Серьезная пошла жизнь.

Я еще какое-то время играл в визгливой, смешанной стайке девчонок и парнишек, но чаще и чаще сорванцы — по годам моя ровня — дразнили меня «недотыкой», «нюнькой», напевали: «Витька-Витенок, худой поросенок, ножки трясутся, кишки волокутся…» Дальше — того чище. «Почем кишки? По три денежки…»

Так жить нельзя. Осмелев, я «делился» с кем-нибудь, загадывая всегда одно и то же: «Бочку с салом или казачка с кинжалом?» — меня безошибочно определяли — «Бочка с салом» — и заганивали до посинения, до хриплого кашля, и дело кончалось тем, что вытуривали в шею домой, на печку, к бабушке Катерине Петровне, чтоб «ехать с ней по бревна». Я лез в драку, мешал играть, мне однажды навешали как следует! Я отправился домой, завывая не столь от боли, сколь от обиды.

— Об чем поем? — спросила бабушка.

— Ни об че-о-о-ом!..

— Ни об чем дак ни об чем…

Я еще поревел, поревел и сообщил бабушке:

— Меня в лапту не беру-ут!

— Вот дак мошенники, пятнай их! Вот дак гробовозы! Пошто не берут-то?

— Обздышливый, говорят…

— Обздышливый?! — бабушка тряско засмеялась, открыв дыроватый рот, в котором вверху воинственно торчал одинокий зуб, но внизу их было побольше.

— Тебе бы хаханьки бы все, а я играть хочу! — набычился я.

— Дак играй! Поди выбери палку покрепче и шшалкай каменья, шшепки, стеклушки. Подбрось и шшалкни, подбрось и шшалкни. Выучишься в кажный предмет попадать, заявисся на поляну, возьмешь лапту да ка-ак подденешь! Во как шандарахнул! Во как я умею! А вы — зас…цы!

Не медля ни минуты, я отправился во двор, выбрал тяжелую палку и начал поддавать ею щепки, комки земли, чурбаки. Дело у меня ладилось, я так увлекся, так размахался, что палка вырвалась из рук, перелетела через двор и вынесла полрамы в горнице.

— То-ошно мне! — схватилась за голову бабушка, чего-то делавшая в избе. — Эт-то он што жа комунис, вытворят? Вот дак шабаркнул! Вот дак научила я на свою головушку!..
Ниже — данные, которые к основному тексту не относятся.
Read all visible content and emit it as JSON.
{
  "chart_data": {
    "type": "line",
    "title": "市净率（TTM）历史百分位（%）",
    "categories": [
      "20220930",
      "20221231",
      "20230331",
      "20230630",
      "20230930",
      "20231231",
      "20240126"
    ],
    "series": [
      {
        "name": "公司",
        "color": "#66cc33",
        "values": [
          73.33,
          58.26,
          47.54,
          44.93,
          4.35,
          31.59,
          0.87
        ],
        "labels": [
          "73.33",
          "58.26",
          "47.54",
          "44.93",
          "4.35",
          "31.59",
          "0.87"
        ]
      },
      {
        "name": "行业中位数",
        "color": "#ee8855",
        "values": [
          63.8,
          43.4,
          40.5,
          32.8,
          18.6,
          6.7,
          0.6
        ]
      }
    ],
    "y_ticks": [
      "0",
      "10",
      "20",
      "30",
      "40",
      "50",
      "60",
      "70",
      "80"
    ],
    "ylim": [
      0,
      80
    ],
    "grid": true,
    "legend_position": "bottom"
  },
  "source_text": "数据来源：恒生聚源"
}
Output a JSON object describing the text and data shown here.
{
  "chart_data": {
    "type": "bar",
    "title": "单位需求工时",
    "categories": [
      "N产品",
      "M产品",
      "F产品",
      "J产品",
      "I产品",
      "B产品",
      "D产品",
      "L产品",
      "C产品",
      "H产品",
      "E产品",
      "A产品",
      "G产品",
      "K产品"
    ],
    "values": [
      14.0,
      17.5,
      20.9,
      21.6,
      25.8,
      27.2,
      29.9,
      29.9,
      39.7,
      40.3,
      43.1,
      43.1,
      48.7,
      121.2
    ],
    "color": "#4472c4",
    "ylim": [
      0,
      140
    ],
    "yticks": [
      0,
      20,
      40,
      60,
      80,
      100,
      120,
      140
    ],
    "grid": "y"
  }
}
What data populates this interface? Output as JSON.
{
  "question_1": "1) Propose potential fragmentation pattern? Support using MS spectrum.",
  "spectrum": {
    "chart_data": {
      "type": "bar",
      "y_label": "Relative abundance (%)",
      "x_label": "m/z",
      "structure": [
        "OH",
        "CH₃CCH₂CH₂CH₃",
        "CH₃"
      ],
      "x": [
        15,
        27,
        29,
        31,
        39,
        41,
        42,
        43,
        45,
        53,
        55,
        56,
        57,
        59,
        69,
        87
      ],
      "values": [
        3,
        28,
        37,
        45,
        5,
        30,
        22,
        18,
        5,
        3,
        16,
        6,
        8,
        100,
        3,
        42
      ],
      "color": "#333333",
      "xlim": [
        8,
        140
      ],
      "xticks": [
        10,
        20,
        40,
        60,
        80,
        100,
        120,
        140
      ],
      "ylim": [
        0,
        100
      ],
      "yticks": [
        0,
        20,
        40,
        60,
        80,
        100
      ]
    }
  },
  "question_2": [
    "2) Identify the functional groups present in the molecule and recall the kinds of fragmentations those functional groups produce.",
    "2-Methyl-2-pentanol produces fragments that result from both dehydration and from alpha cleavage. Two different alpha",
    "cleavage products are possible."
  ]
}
Бабушка наладилась преследовать меня и выпороть, но я уже перевалился через заплот, пятками сверкал по переулку. На берегу Енисея я отыскал сырую палку и без устали лупил ею, подбрасывая каменья.

Дело дошло до того, что я уже не расставался с палкой и хлестал ею по чему попало. Бабушка не только раскаивалась в своей затее, но и в панику вошла, потому что, кроме своих стекол, я повысаживал их в прибрежных банях, добил в избе дяди Левонтия, у тетки Авдотьи и раму сокрушил. Приехавший в гости Зырянов вокруг этой рамы два дня ходил с карандашом за ухом, соображая, с какого боку начать починку, и на третий вынес решенье: рама не поддается ремонту, придется делать новую.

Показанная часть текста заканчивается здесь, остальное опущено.